Als ob die wirklich streiken könnten. Die Firmen stehen doch simpel gesagt dumm da. Viele Händler verkaufen nur per/über ebay und eine andere VK-Plattform haben Sie nicht.
 
Ach die regen sich nicht über das neue Gebührenmodell auf, sondern darüber das gleichzeitig ihre Versandabzocke unterbunden werden soll (Produkte mit hohen Versandkosten werden weiter hinten aufgelistet) und das ihre Sternchenbeurteilungen auch mit einfließt. So müssen die Verkäufer also mal schneller versenden und nicht erst nach 2 Wochen.
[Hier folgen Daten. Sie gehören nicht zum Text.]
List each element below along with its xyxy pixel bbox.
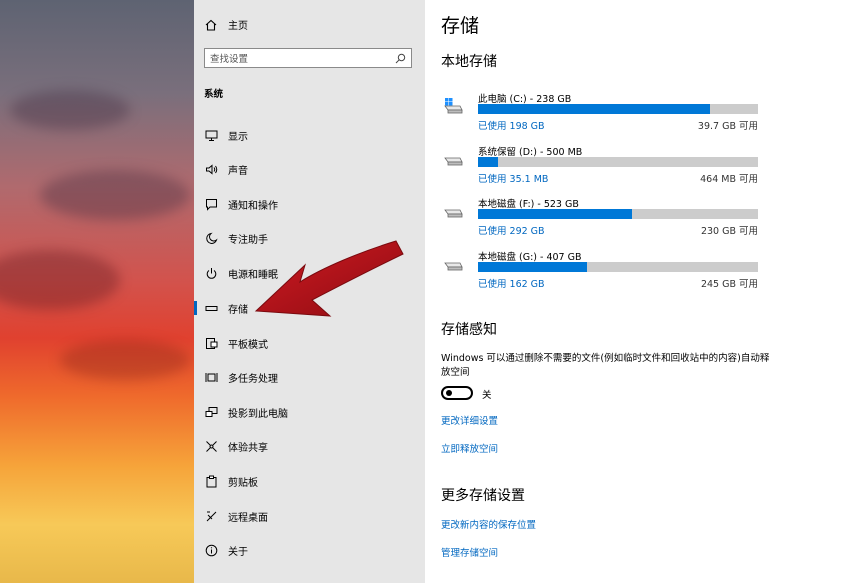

Aber wenn es ihnen bei ebay so schlecht geht, dann können sie sich ja webspace+domain und shopsoftware holen oder bei hood.de oder atrada sich breit machen.
 
@Schnubbie: Na das ist doch perfekt. Dann weiß man ja, wo man die findet und kann ab sofort immer hinten gucken und verhaldeln.
 
Also mich hat keiner wegen einen Streik gefragt! lol

Und bei den massen an verkäufern glaube ich nicht, das da jeder irgendwo in einem Forum angemeldet ist, um einen Streik zu planen. Ich glaub die News ist was für die Tonne!
 
@harryhirsch1: bist du Ebay Händler in den USA?
 
Ebay ist einfach ein Abzocker-Verein. Die kriegen den Hals einfach nicht voll. Das sie was gegen die Versandkostenabzocke unternehmen ist doch auch nur im Sinne von Ebay und nicht um die Kunden zu schützen. Ich hab mir auch schon einen USB-Stick für einen Euro gekauft und 6 Euro Versandkosten bezahlt. Ich fand das völlig ok. Und warum? Weil auf Versandkosten keine Verkaufsgebühren gezahlt werden müssen. Da verdient Ebay nämlich nichts dran. Das ist alles. Die Verkäufer holen sich ihr Geld über die Versandkosten wieder rein, ohne hohe Gebühren an Ebay zahlen zu müssen...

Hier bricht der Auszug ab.